I’ve already written a lot more than I expected to, so I’ll keep the summary brief. Puzzles = brilliant. Organisation = brilliant. Weather = brilliant. Whole experience = brilliant. Sign me up for next year!

18 Comments:

  1. Delighted that you had such a good day, and great to get to meet you all!

  2. Great write-up! The reason all the ‘experienced’ teams thought they were magic users, just so you don’t think we were all mad, is that we all got a green screen each round to show to the GC people; so every team, without exception, assumed that the green text saying to go to Platform 9 3/4 applied to experienced teams, and the blue text saying to go elsewhere applied to novice teams.

    • It was my first inclination too! But I guess we had the added clarity of the blue text not matching our yellow novice screens (plus we’d been ‘warned’). I’m sure if I’d been detoured by it I wouldn’t have found it funny, but reading the tweets later and realising what had happened was hilarious.

  3. I saw one team that used sheet protectors and dry erase markers as a way to freely make mistakes on Monsters. I told them that I would be stealing that idea when I’m playing in future hunts.

  4. Myers Brigands

    Well done! Using the matrix as you went was the trick to that last puzzle. We got lucky and got just enough letters to figure it out pretty quickly.

    • I saw on the international scoreboard you guys got it in 13 minutes?! How many of the individual puzzles did you solve?

      As an aside, we weren’t sure whether the partial credit scores would allow you to score more than just solving, so we almost didn’t submit the answer. Seeing the final calculations we made the right decision, but that could have been a bit clearer from the outset.

      • Myers Brigands

        I think we got it figured out after 3 or 4 puzzles. We got W, I, R, and I think one other letter, and we were able to piece it together from there – after the first puzzle we realized that the numbers at the top of the puzzles were indices for the final solution, which was maybe 7 minutes into it. We got pretty lucky on a few of the puzzles, between making some shortcuts and getting just enough done to figure it out it helped. Ours ended at a pub, which was nice because we were waiting around quite a while for the next team to turn up…and we got a free pitcher of beer out of it!

        • I think the first three letters we found were W _ Z_ _ D. If my brain had been able to remember what a triwizard was by then we may have been a bit quicker.

          • Myers Brigands

            Yeah that is one where knowledge of HP helped. Granted I’ve never read the books but my ex listened to the books on tape every night to get to sleep, so I’ve learned subconsciously!

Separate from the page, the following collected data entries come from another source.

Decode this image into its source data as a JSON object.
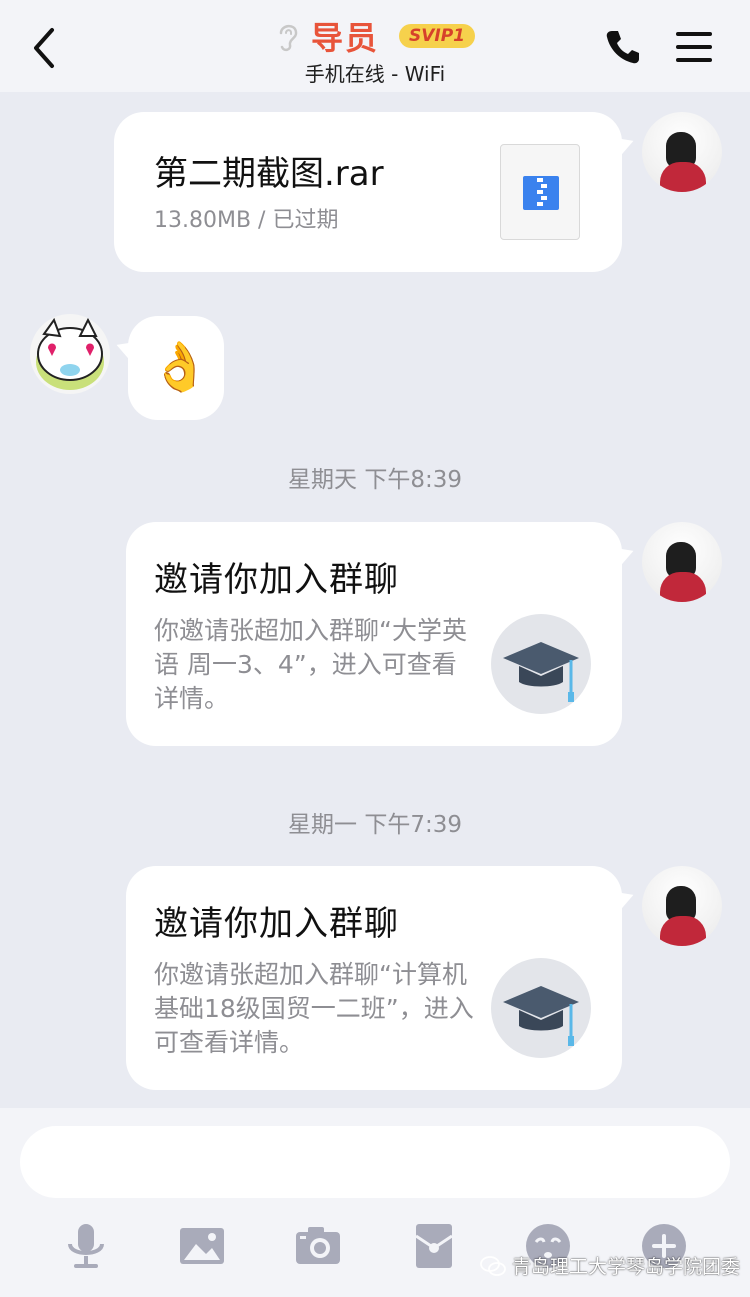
{
  "header": {
    "title": "导员",
    "badge": "SVIP1",
    "status": "手机在线 - WiFi",
    "icons": [
      "back-arrow-icon",
      "ear-icon",
      "phone-icon",
      "menu-icon"
    ]
  },
  "messages": {
    "file": {
      "name": "第二期截图.rar",
      "meta": "13.80MB / 已过期",
      "icon": "zip-file-icon"
    },
    "emoji": {
      "content": "👌"
    },
    "time1": "星期天 下午8:39",
    "invite1": {
      "title": "邀请你加入群聊",
      "desc": "你邀请张超加入群聊“大学英语 周一3、4”，进入可查看详情。",
      "icon": "graduation-cap-icon"
    },
    "time2": "星期一 下午7:39",
    "invite2": {
      "title": "邀请你加入群聊",
      "desc": "你邀请张超加入群聊“计算机基础18级国贸一二班”，进入可查看详情。",
      "icon": "graduation-cap-icon"
    }
  },
  "input": {
    "placeholder": ""
  },
  "toolbar": {
    "icons": [
      "microphone-icon",
      "image-icon",
      "camera-icon",
      "red-packet-icon",
      "emoji-icon",
      "plus-icon"
    ]
  },
  "watermark": {
    "text": "青岛理工大学琴岛学院团委"
  },
  "colors": {
    "background": "#e9ebf2",
    "title": "#e8543a",
    "badge": "#f6d14c",
    "icon_gray": "#a9abba",
    "zip_blue": "#3a82ee"
  }
}
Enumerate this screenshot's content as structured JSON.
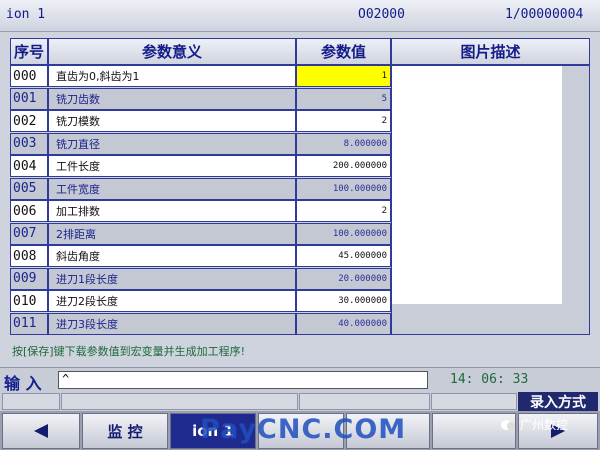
{
  "titlebar": {
    "left": "ion 1",
    "middle": "O02000",
    "right": "1/00000004"
  },
  "table": {
    "headers": {
      "no": "序号",
      "meaning": "参数意义",
      "value": "参数值",
      "image": "图片描述"
    },
    "rows": [
      {
        "no": "000",
        "name": "直齿为0,斜齿为1",
        "value": "1"
      },
      {
        "no": "001",
        "name": "铣刀齿数",
        "value": "5"
      },
      {
        "no": "002",
        "name": "铣刀模数",
        "value": "2"
      },
      {
        "no": "003",
        "name": "铣刀直径",
        "value": "8.000000"
      },
      {
        "no": "004",
        "name": "工件长度",
        "value": "200.000000"
      },
      {
        "no": "005",
        "name": "工件宽度",
        "value": "100.000000"
      },
      {
        "no": "006",
        "name": "加工排数",
        "value": "2"
      },
      {
        "no": "007",
        "name": "2排距离",
        "value": "100.000000"
      },
      {
        "no": "008",
        "name": "斜齿角度",
        "value": "45.000000"
      },
      {
        "no": "009",
        "name": "进刀1段长度",
        "value": "20.000000"
      },
      {
        "no": "010",
        "name": "进刀2段长度",
        "value": "30.000000"
      },
      {
        "no": "011",
        "name": "进刀3段长度",
        "value": "40.000000"
      }
    ]
  },
  "hint": "按[保存]键下载参数值到宏变量并生成加工程序!",
  "input": {
    "label": "输 入",
    "value": "^"
  },
  "clock": "14: 06: 33",
  "mode": "录入方式",
  "softkeys": {
    "monitor": "监 控",
    "active": "ion 1"
  },
  "watermark": "PayCNC.COM",
  "watermark2": "广州数控",
  "colors": {
    "highlight": "#ffff00",
    "header_text": "#141c8a",
    "active_key": "#1f2a8e"
  }
}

        • Well done on that! I’m glad you didn’t feel compelled to solve it all the way through. That’s one thing my team and I learned as we played through more hunts: if you can skip steps, DO IT.

          • Myers Brigands

            Thank you! We had a team of 5, so on most puzzles we split up into 2 or 3 groups. We seemed to always have one or two people working on the “end game” – working from the start to come up with the final answer. It helped us figure out where we could skip steps instead of being bogged down.

  5. Did you guys do the bonus meta puzzle or did novice teams not get that choice? I thought that was both the hardest but also the most elegantly constructed of the puzzles. Or maybe hardus would be a better way to put it, using my goblin word rules.

    Interestingly at our location (San Jose) the order was slightly different too, as we did quiddich between the weighing of the wands and rita skitter, then potions, then tea for two, then house elfs. We also had beautiful weather, which certainly made the day good.

    • The bonus meta puzzle was for experts only. And frankly by that stage it may have been too much for us novices. I was ready for a beer!

      • There should be a link in Cluekeeper to the bonus meta if you feel like torturing your brain some more. 🙂 If you can’t find that link, email gcs@playdash.org and we’ll be sure to send you the pdf.

  6. Great post! We travelled from the States to London to play and had a delightful time.